Além dos gestos públicos, autoridades dos dois Poderes intensificaram reuniões, jantares, e conversas em grupo e individuais neste período.
"Evidentemente há esse esforço do Poder Legislativo em se associar ao Poder Judiciário para se fazer um trabalho conjunto para garantir que as eleições transcorram dentro da normalidade, sem sobressaltos", disse à Reuters o senador Marcelo Castro (MDB-PI), um dos integrantes do grupo.
INTERLOCUÇÃO COM MILITARES
Também houve incursões para buscar canais de comunicação com os militares, a partir de conversas e reuniões com interlocutores das Forças Armadas e com o ministro da Defesa. Em caráter institucional, a presidente da Comissão de Relações Exteriores e Defesa Nacional do Senado, senadora Katia Abreu (PP-TO), teve um almoço de cerca de duas horas com o ministro, na semana passada.

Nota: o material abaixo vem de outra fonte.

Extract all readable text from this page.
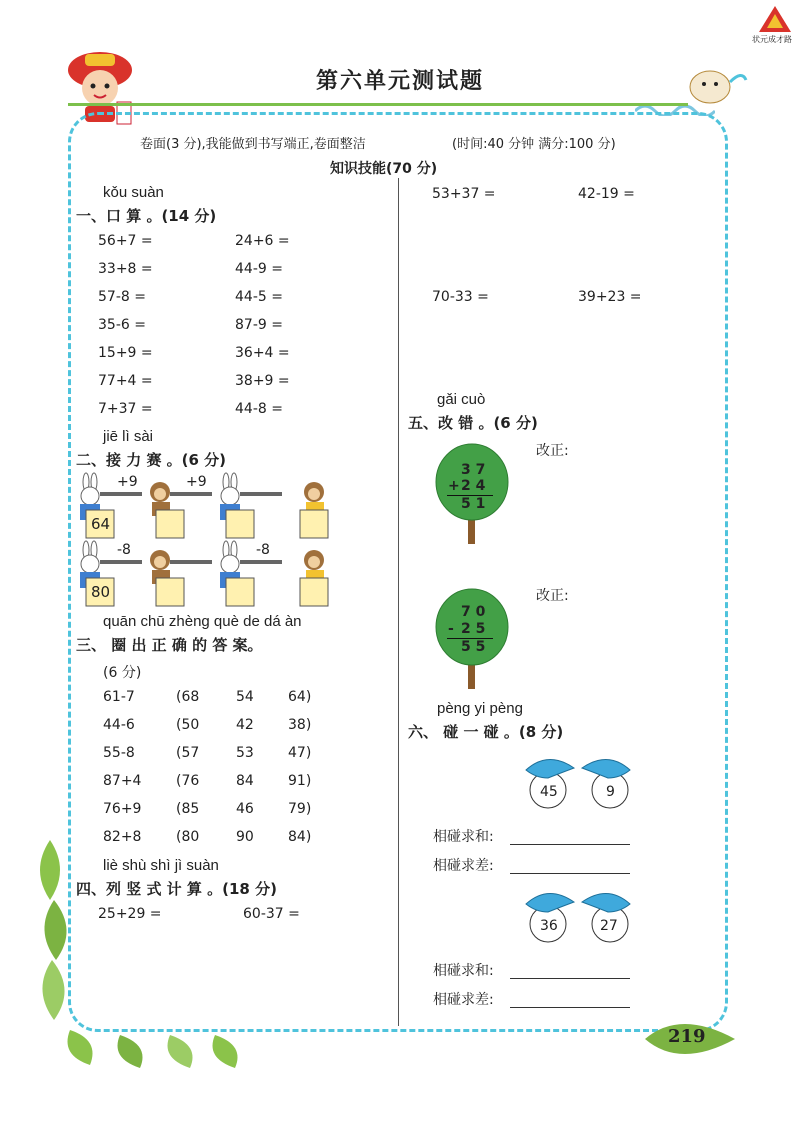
状元成才路
第六单元测试题
卷面(3 分),我能做到书写端正,卷面整洁	(时间:40 分钟 满分:100 分)
知识技能(70 分)
kǒu suàn
一、口 算 。(14 分)
56+7 =	24+6 =
33+8 =	44-9 =
57-8 =	44-5 =
35-6 =	87-9 =
15+9 =	36+4 =
77+4 =	38+9 =
7+37 =	44-8 =
jiē lì sài
二、接 力 赛 。(6 分)
+9	+9
64
-8	-8
80
quān chū zhèng què de dá àn
三、 圈 出 正 确 的 答 案。
(6 分)
61-7	(68	54 64)
44-6	(50	42 38)
55-8	(57	53 47)
87+4 (76	84 91)
76+9 (85	46 79)
82+8 (80	90 84)
liè shù shì jì suàn
四、列 竖 式 计 算 。(18 分)
25+29 =	60-37 =
53+37 =	42-19 =
70-33 =	39+23 =
gǎi cuò
五、改 错 。(6 分)
3 7
+ 2 4
5 1
改正:
7 0
- 2 5
5 5
改正:
pèng yi pèng
六、 碰 一 碰 。(8 分)
45	9
相碰求和:
相碰求差:
36	27
相碰求和:
相碰求差:
219
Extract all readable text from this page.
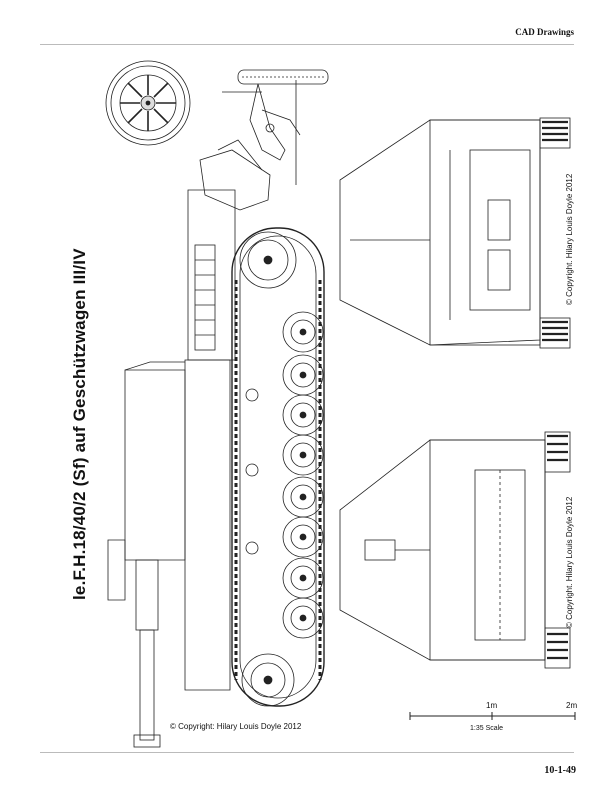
CAD Drawings
le.F.H.18/40/2 (Sf) auf Geschützwagen III/IV
© Copyright. Hilary Louis Doyle 2012
© Copyright. Hilary Louis Doyle 2012
© Copyright: Hilary Louis Doyle 2012
1m	2m
1:35 Scale
10-1-49
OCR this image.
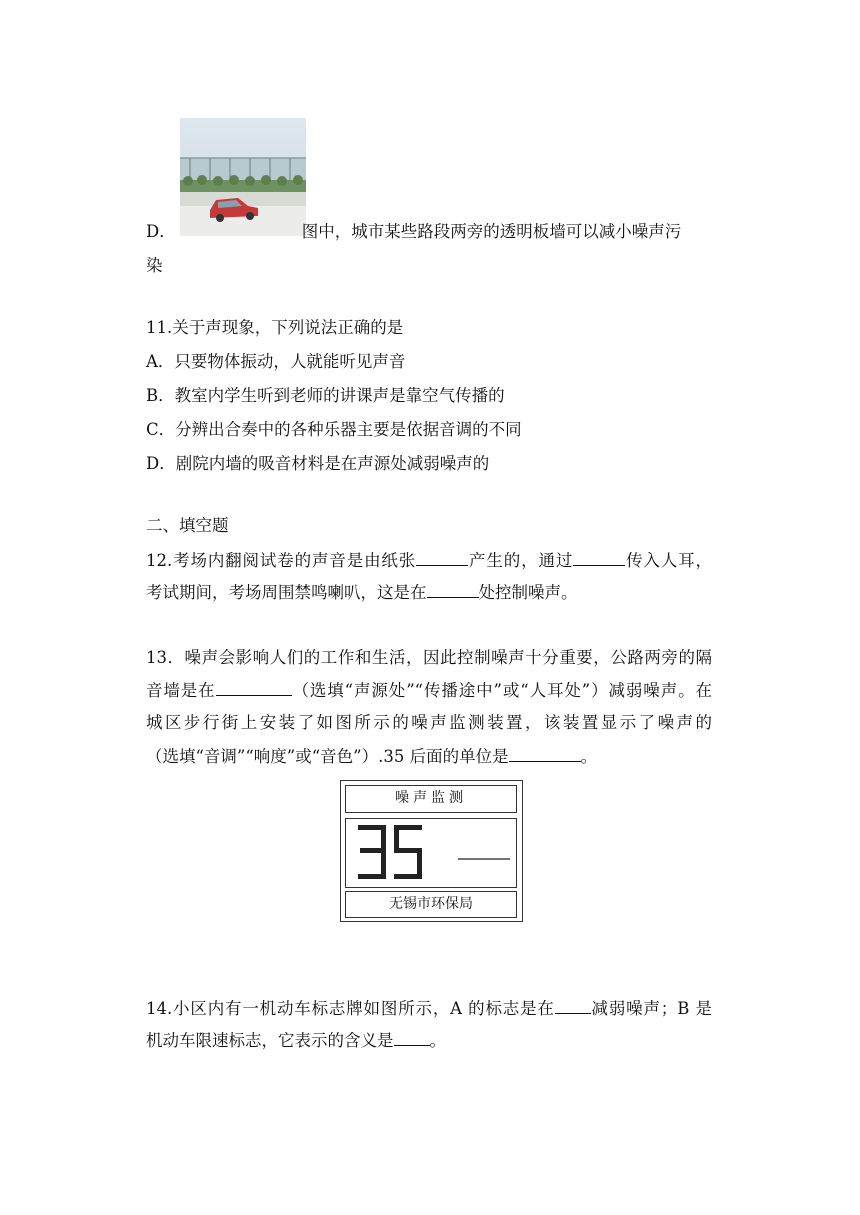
D．	图中，城市某些路段两旁的透明板墙可以减小噪声污
染
11.关于声现象，下列说法正确的是
A．只要物体振动，人就能听见声音
B．教室内学生听到老师的讲课声是靠空气传播的
C．分辨出合奏中的各种乐器主要是依据音调的不同
D．剧院内墙的吸音材料是在声源处减弱噪声的
二、填空题
12.考场内翻阅试卷的声音是由纸张	产生的，通过	传入人耳，
考试期间，考场周围禁鸣喇叭，这是在	处控制噪声。
13．噪声会影响人们的工作和生活，因此控制噪声十分重要，公路两旁的隔
音墙是在	（选填“声源处”“传播途中”或“人耳处”）减弱噪声。在
城区步行街上安装了如图所示的噪声监测装置，该装置显示了噪声的
（选填“音调”“响度”或“音色”）.35 后面的单位是	。
噪声监测
无锡市环保局
14.小区内有一机动车标志牌如图所示，A 的标志是在 减弱噪声；B 是
机动车限速标志，它表示的含义是 。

Foi o primeiro contato da presidente da comissão do Senado com o novo ministro, a pedido dele. De acordo com uma fonte da comissão do Senado, tratou-se de um almoço de cortesia de Oliveira, uma primeira oportunidade de conversa, um ponto de partida, uma vez que ele acaba de assumir a pasta. Ainda segundo a fonte, como a comissão tem a função de acompanhar as atividades de Defesa Nacional, ambos trataram de temas de interesse mútuo na área de Defesa, mas sem uma pauta específica ou desdobramentos, mas em clima cordial e amistoso.

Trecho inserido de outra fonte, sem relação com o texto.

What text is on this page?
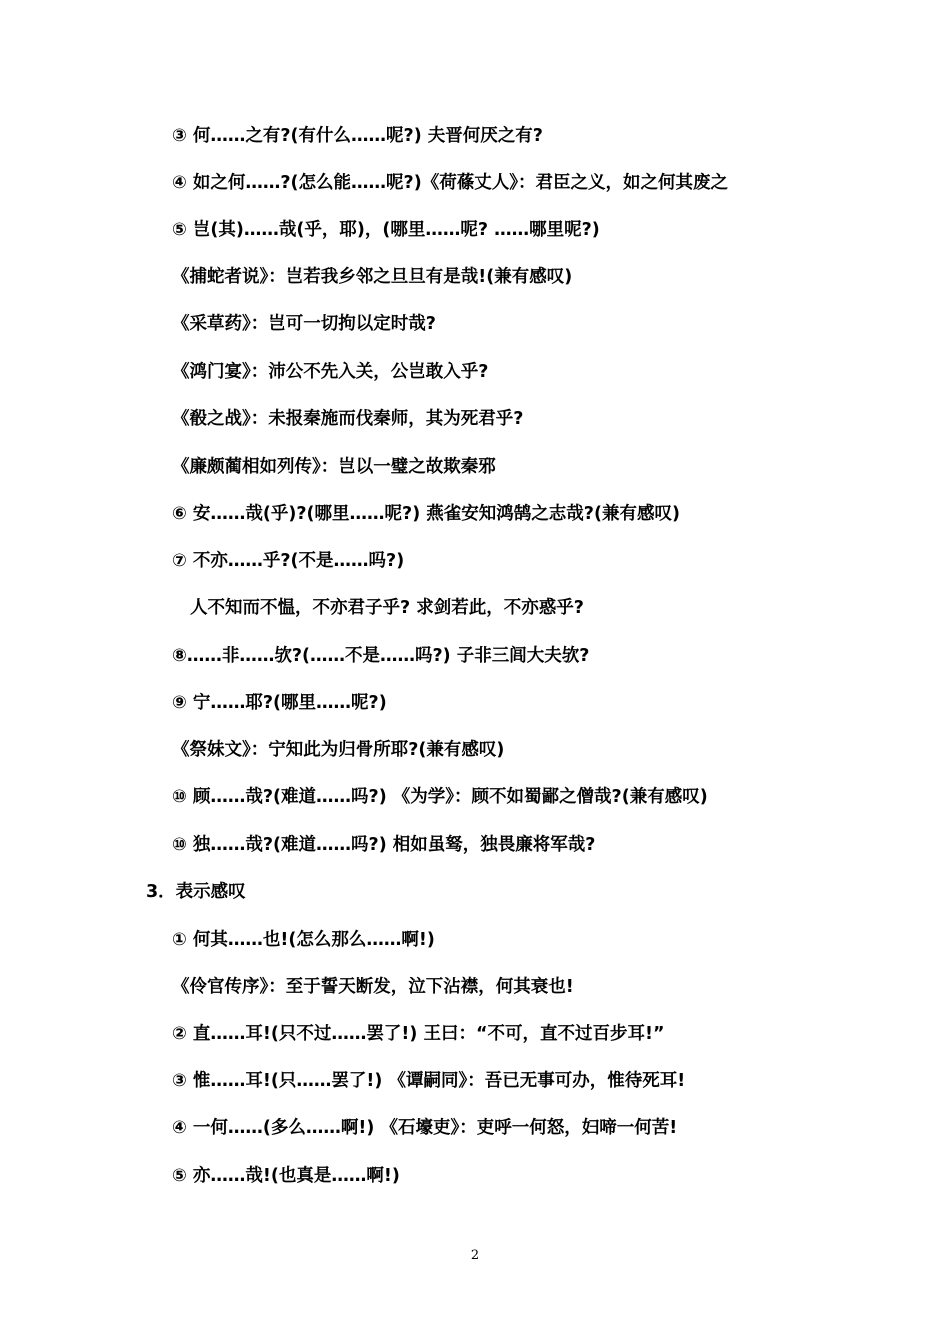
③ 何……之有?(有什么……呢?) 夫晋何厌之有?
④ 如之何……?(怎么能……呢?)《荷蓧丈人》：君臣之义，如之何其废之
⑤ 岂(其)……哉(乎，耶)，(哪里……呢? ……哪里呢?)
《捕蛇者说》：岂若我乡邻之旦旦有是哉!(兼有感叹)
《采草药》：岂可一切拘以定时哉?
《鸿门宴》：沛公不先入关，公岂敢入乎?
《殽之战》：未报秦施而伐秦师，其为死君乎?
《廉颇蔺相如列传》：岂以一璧之故欺秦邪
⑥ 安……哉(乎)?(哪里……呢?) 燕雀安知鸿鹄之志哉?(兼有感叹)
⑦ 不亦……乎?(不是……吗?)
人不知而不愠，不亦君子乎? 求剑若此，不亦惑乎?
⑧……非……欤?(……不是……吗?) 子非三闾大夫欤?
⑨ 宁……耶?(哪里……呢?)
《祭妹文》：宁知此为归骨所耶?(兼有感叹)
⑩ 顾……哉?(难道……吗?) 《为学》：顾不如蜀鄙之僧哉?(兼有感叹)
⑩ 独……哉?(难道……吗?) 相如虽驽，独畏廉将军哉?
3．表示感叹
① 何其……也!(怎么那么……啊!)
《伶官传序》：至于誓天断发，泣下沾襟，何其衰也!
② 直……耳!(只不过……罢了!) 王曰：“不可，直不过百步耳!”
③ 惟……耳!(只……罢了!) 《谭嗣同》：吾已无事可办，惟待死耳!
④ 一何……(多么……啊!) 《石壕吏》：吏呼一何怒，妇啼一何苦!
⑤ 亦……哉!(也真是……啊!)
2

Ainda assim, segundo uma outra fonte, os dois conversaram sobre assuntos do momento como a tensão entre os Poderes. Esse encontro fez parte da estratégia de ampliar o leque de acesso à cúpula militar do país em meio ao tensionamento político, disse essa fonte.
Posteriormente, ao promover um jantar em sua casa em mais uma rodada de conversas envolvendo ministros do Supremo como Gilmar Mendes, Alexandre de Moraes, e Ricardo Lewandowski, além do presidente do Senado e senadores, Katia Abreu fez um breve relato do encontro com o ministro da Defesa. Rodrigo Pacheco, por sua vez, comunicou aos presentes a sua atuação: "Não deixarei o Supremo isolado", disse ele aos ministros do STF, relatou uma das fontes.

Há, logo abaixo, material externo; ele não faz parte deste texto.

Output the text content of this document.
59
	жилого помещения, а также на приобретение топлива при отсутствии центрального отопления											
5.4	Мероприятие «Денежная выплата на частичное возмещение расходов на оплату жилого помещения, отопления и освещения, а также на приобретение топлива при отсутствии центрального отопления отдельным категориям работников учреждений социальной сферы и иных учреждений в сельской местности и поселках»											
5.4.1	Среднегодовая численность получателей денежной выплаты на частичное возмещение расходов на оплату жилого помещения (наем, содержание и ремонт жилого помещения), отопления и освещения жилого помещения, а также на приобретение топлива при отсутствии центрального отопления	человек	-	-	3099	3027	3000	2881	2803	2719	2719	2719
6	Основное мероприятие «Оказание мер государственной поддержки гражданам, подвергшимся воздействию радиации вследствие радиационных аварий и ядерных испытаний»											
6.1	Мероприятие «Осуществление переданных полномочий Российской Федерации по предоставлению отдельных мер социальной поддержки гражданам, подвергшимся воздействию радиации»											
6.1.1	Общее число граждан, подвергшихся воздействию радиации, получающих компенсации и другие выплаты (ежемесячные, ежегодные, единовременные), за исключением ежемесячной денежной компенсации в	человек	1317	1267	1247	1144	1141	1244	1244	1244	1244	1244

A constatação do grupo é que é preciso, além de ampliar as conversas com o meio militar, integrar outros ministros do STF nas discussões, segundo essa fonte.
ESTRATÉGIA
A despeito dessa movimentação do grupo, Bolsonaro já definiu como estratégia eleitoral manter a pressão sobre a cúpula do Judiciário e lançar suspeitas de fraudes sobre as urnas eletrônicas até as eleições, segundo uma fonte do comitê de campanha do presidente. A avaliação é que o discurso mantém a militância unida e ainda lança dúvidas no eleitorado indeciso, tentando atraí-lo.
Apesar da contestação sobre o sistema eleitoral, entretanto, não haverá qualquer iniciativa do presidente de usar os militares para um golpe em caso de vitória do ex-presidente Luiz Inácio Lula da Silva, favorito nas pesquisas, na eleição de outubro, de acordo com a fonte.
O senador Flávio Bolsonaro (PL-RJ), primogênito do presidente e um dos coordenadores de campanha, reuniu-se recentemente com Gilmar Mendes e, apesar de levar a ele as críticas à atuação do Judiciário, garantiu que não haverá um golpe, segundo a mesma fonte.
CENÁRIOS
Na cúpula do Judiciário, segundo três fontes, a avaliação é que haverá contestação de Bolsonaro ao resultado eleitoral caso derrotado. Uma delas disse que, no cenário de uma vitória apertada de Lula, é esperado que haja atos contra o TSE. Por isso, segundo essa fonte, a segurança do Tribunal e do Supremo continuará em estado permanente de vigilância até a conclusão do processo eleitoral.
Por outro lado, de acordo com outra fonte, uma vitória de Bolsonaro o deixará mais forte, ao passo em que haverá um enfraquecimento ainda maior dos Poderes.
"Ele vai deixar as instituições em frangalhos", disse essa fonte.